Well known Italian actress Valeria Golino makes an assured directorial début through her slick and stylish drama “Miele” [Eng. Title: Honey]. Co-produced by her partner and actor Riccardo Scamarcio, the film looks at the controversial topic of euthanasia and the moral dilemma it could pose.
Thirty year old Irene (Jasmine Trinca) leads a double life – to her father and friends, she’s a fun-loving young woman working on a post-graduate thesis, but to her clients, she’s known by the name of Miele (aka Honey) – the angel of mercy who helps to permanently alleviate suffering in the terminally ill. Through her frequent jaunts to Mexico via USA, high-flying Miele procures over-the-counter veterinary barbiturates to run her profitable enterprise, aided by leads generated through a male nurse-friend at a hospital. Professional in her dealings and following her own strict code of ethics, she will clinically supervise her clients’ assisted suicide – they’ll have to do the deed either on their own or with help from a family member, only after being assured of the incurable nature of their illness, and upon having legal disclaimers duly signed. But Miele’s motivation is nevertheless largely driven by a personal childhood trauma.
Miele will be forced to confront a moral dilemma when one of her clients, a retired architect named Carlo Grimaldi (Carlo Cecchi), turns out to be in fine health – he’s just fed up with life and wants to end it all, and demands the same rights she accords to a sick person. Miele refuses to carry forward his request, but Grimaldi, already supplied with the necessary drug, refuses to return it back. In the process of trying to retrieve it from him, a platonic relationship develops between the two, which will draw Irene out of her comfort zone, posing questions about her own life and the validity of her clandestine crusade.

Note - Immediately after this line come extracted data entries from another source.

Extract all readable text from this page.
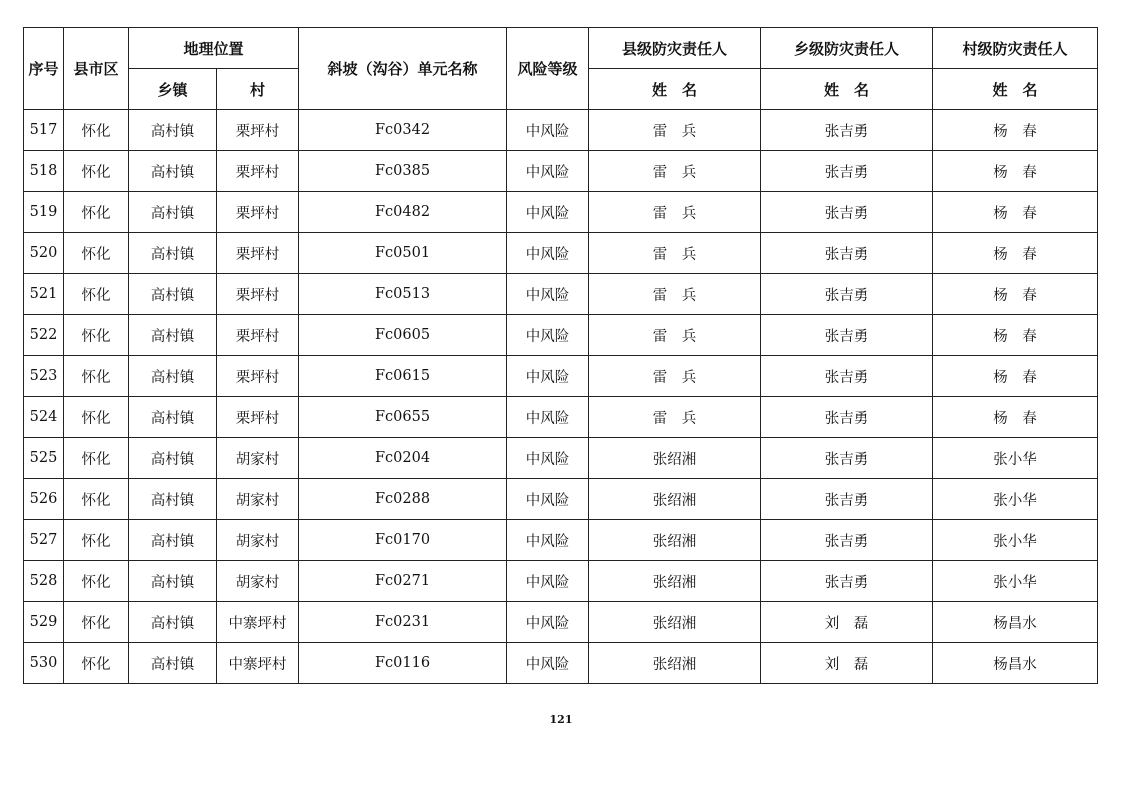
序号	县市区	地理位置		斜坡（沟谷）单元名称	风险等级	县级防灾责任人	乡级防灾责任人	村级防灾责任人
		乡镇	村			姓　名	姓　名	姓　名
517	怀化	高村镇	栗坪村	Fc0342	中风险	雷　兵	张吉勇	杨　春
518	怀化	高村镇	栗坪村	Fc0385	中风险	雷　兵	张吉勇	杨　春
519	怀化	高村镇	栗坪村	Fc0482	中风险	雷　兵	张吉勇	杨　春
520	怀化	高村镇	栗坪村	Fc0501	中风险	雷　兵	张吉勇	杨　春
521	怀化	高村镇	栗坪村	Fc0513	中风险	雷　兵	张吉勇	杨　春
522	怀化	高村镇	栗坪村	Fc0605	中风险	雷　兵	张吉勇	杨　春
523	怀化	高村镇	栗坪村	Fc0615	中风险	雷　兵	张吉勇	杨　春
524	怀化	高村镇	栗坪村	Fc0655	中风险	雷　兵	张吉勇	杨　春
525	怀化	高村镇	胡家村	Fc0204	中风险	张绍湘	张吉勇	张小华
526	怀化	高村镇	胡家村	Fc0288	中风险	张绍湘	张吉勇	张小华
527	怀化	高村镇	胡家村	Fc0170	中风险	张绍湘	张吉勇	张小华
528	怀化	高村镇	胡家村	Fc0271	中风险	张绍湘	张吉勇	张小华
529	怀化	高村镇	中寨坪村	Fc0231	中风险	张绍湘	刘　磊	杨昌水
530	怀化	高村镇	中寨坪村	Fc0116	中风险	张绍湘	刘　磊	杨昌水
121
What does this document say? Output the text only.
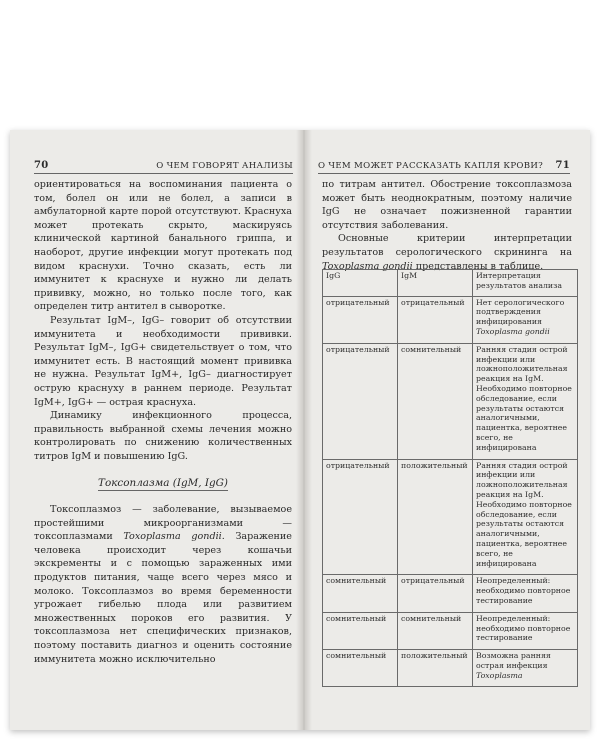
70	О ЧЕМ ГОВОРЯТ АНАЛИЗЫ

ориентироваться на воспоминания пациента о том, болел он или не болел, а записи в амбулаторной карте порой отсутствуют. Краснуха может протекать скрыто, маскируясь клинической картиной банального гриппа, и наоборот, другие инфекции могут протекать под видом краснухи. Точно сказать, есть ли иммунитет к краснухе и нужно ли делать прививку, можно, но только после того, как определен титр антител в сыворотке.

Результат IgM–, IgG– говорит об отсутствии иммунитета и необходимости прививки. Результат IgM–, IgG+ свидетельствует о том, что иммунитет есть. В настоящий момент прививка не нужна. Результат IgM+, IgG– диагностирует острую краснуху в раннем периоде. Результат IgM+, IgG+ — острая краснуха.

Динамику инфекционного процесса, правильность выбранной схемы лечения можно контролировать по снижению количественных титров IgM и повышению IgG.

Токсоплазма (IgM, IgG)

Токсоплазмоз — заболевание, вызываемое простейшими микроорганизмами — токсоплазмами Toxoplasma gondii. Заражение человека происходит через кошачьи экскременты и с помощью зараженных ими продуктов питания, чаще всего через мясо и молоко. Токсоплазмоз во время беременности угрожает гибелью плода или развитием множественных пороков его развития. У токсоплазмоза нет специфических признаков, поэтому поставить диагноз и оценить состояние иммунитета можно исключительно

О ЧЕМ МОЖЕТ РАССКАЗАТЬ КАПЛЯ КРОВИ? 71

по титрам антител. Обострение токсоплазмоза может быть неоднократным, поэтому наличие IgG не означает пожизненной гарантии отсутствия заболевания.

Основные критерии интерпретации результатов серологического скрининга на Toxoplasma gondii представлены в таблице.

IgG	IgM	Интерпретация результатов анализа
отрицательный	отрицательный	Нет серологического подтверждения инфицирования Toxoplasma gondii
отрицательный	сомнительный	Ранняя стадия острой инфекции или ложноположительная реакция на IgM. Необходимо повторное обследование, если результаты остаются аналогичными, пациентка, вероятнее всего, не инфицирована
отрицательный	положительный	Ранняя стадия острой инфекции или ложноположительная реакция на IgM. Необходимо повторное обследование, если результаты остаются аналогичными, пациентка, вероятнее всего, не инфицирована
сомнительный	отрицательный	Неопределенный: необходимо повторное тестирование
сомнительный	сомнительный	Неопределенный: необходимо повторное тестирование
сомнительный	положительный	Возможна ранняя острая инфекция Toxoplasma
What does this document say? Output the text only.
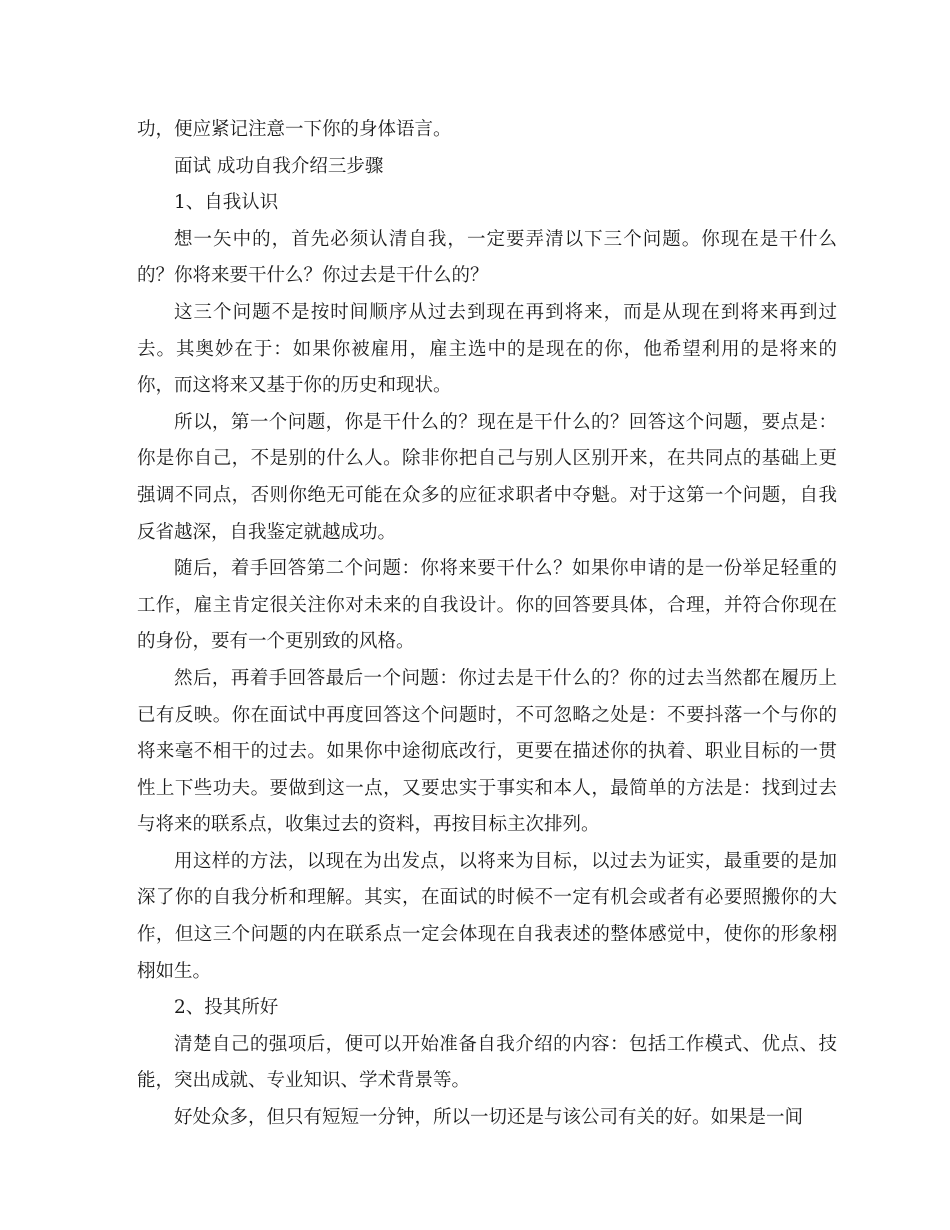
功，便应紧记注意一下你的身体语言。

面试 成功自我介绍三步骤

1、自我认识

想一矢中的，首先必须认清自我，一定要弄清以下三个问题。你现在是干什么的？你将来要干什么？你过去是干什么的？

这三个问题不是按时间顺序从过去到现在再到将来，而是从现在到将来再到过去。其奥妙在于：如果你被雇用，雇主选中的是现在的你，他希望利用的是将来的你，而这将来又基于你的历史和现状。

所以，第一个问题，你是干什么的？现在是干什么的？回答这个问题，要点是：你是你自己，不是别的什么人。除非你把自己与别人区别开来，在共同点的基础上更强调不同点，否则你绝无可能在众多的应征求职者中夺魁。对于这第一个问题，自我反省越深，自我鉴定就越成功。

随后，着手回答第二个问题：你将来要干什么？如果你申请的是一份举足轻重的工作，雇主肯定很关注你对未来的自我设计。你的回答要具体，合理，并符合你现在的身份，要有一个更别致的风格。

然后，再着手回答最后一个问题：你过去是干什么的？你的过去当然都在履历上已有反映。你在面试中再度回答这个问题时，不可忽略之处是：不要抖落一个与你的将来毫不相干的过去。如果你中途彻底改行，更要在描述你的执着、职业目标的一贯性上下些功夫。要做到这一点，又要忠实于事实和本人，最简单的方法是：找到过去与将来的联系点，收集过去的资料，再按目标主次排列。

用这样的方法，以现在为出发点，以将来为目标，以过去为证实，最重要的是加深了你的自我分析和理解。其实，在面试的时候不一定有机会或者有必要照搬你的大作，但这三个问题的内在联系点一定会体现在自我表述的整体感觉中，使你的形象栩栩如生。

2、投其所好

清楚自己的强项后，便可以开始准备自我介绍的内容：包括工作模式、优点、技能，突出成就、专业知识、学术背景等。

好处众多，但只有短短一分钟，所以一切还是与该公司有关的好。如果是一间
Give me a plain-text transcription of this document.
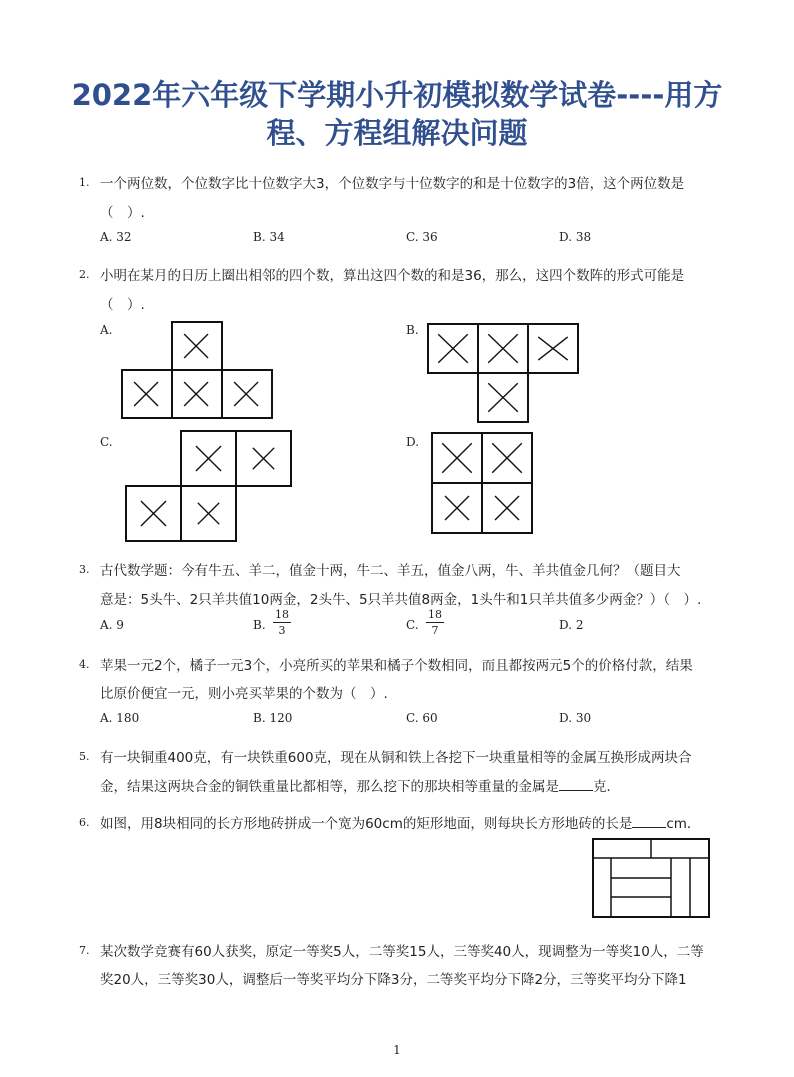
2022年六年级下学期小升初模拟数学试卷----用方
程、方程组解决问题
1. 一个两位数，个位数字比十位数字大3，个位数字与十位数字的和是十位数字的3倍，这个两位数是
（　）.
A. 32	B. 34	C. 36	D. 38
2. 小明在某月的日历上圈出相邻的四个数，算出这四个数的和是36，那么，这四个数阵的形式可能是
（　）.
A.	B.
C.	D.
3. 古代数学题：今有牛五、羊二，值金十两，牛二、羊五，值金八两，牛、羊共值金几何？（题目大
意是：5头牛、2只羊共值10两金，2头牛、5只羊共值8两金，1头牛和1只羊共值多少两金？）（　）.
A. 9	B.
18
3	C.
18
7	D. 2
4. 苹果一元2个，橘子一元3个，小亮所买的苹果和橘子个数相同，而且都按两元5个的价格付款，结果
比原价便宜一元，则小亮买苹果的个数为（　）.
A. 180	B. 120	C. 60	D. 30
5. 有一块铜重400克，有一块铁重600克，现在从铜和铁上各挖下一块重量相等的金属互换形成两块合
金，结果这两块合金的铜铁重量比都相等，那么挖下的那块相等重量的金属是	克．
6. 如图，用8块相同的长方形地砖拼成一个宽为60cm的矩形地面，则每块长方形地砖的长是	cm．
7. 某次数学竞赛有60人获奖，原定一等奖5人，二等奖15人，三等奖40人，现调整为一等奖10人，二等
奖20人，三等奖30人，调整后一等奖平均分下降3分，二等奖平均分下降2分，三等奖平均分下降1
1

Despite the strong cast and crew, two factors make the film what it is – Valeria Golino and Jasmine Trinca, as director and star respectively. It would be hard to tell that this film was made by a début director without formal training in film-making. The mature script, devoid of cliché (written by Ms. Golino, Francesca Marciano, and Valia Santella, based on Mauro Covacich’s novel), and the cinematic flair it brandishes wouldn’t go unnoticed by the viewer. Golino certainly has the eye of an auteur, but in her first outing has also mixed in some mainstream elements that doesn’t quite work, but I guess she knows this already. Jasmine Trinca keeps us transfixed to the screen almost single handedly through the subtle nuances and attitude she displays in her character Irene – a refreshingly atypical characterisation that’s rare to see these days. Together, Golino and Trinca present a film full of intensity and heart, which makes it Highly Recommended Viewing..!
The Nudity: Jasmine Trinca
A memorable performance from the lovely Jasmine Trinca also contains three scenes in which she’s featured in the nude. The first one is the longest, when her character is with a boyfriend in a caravan.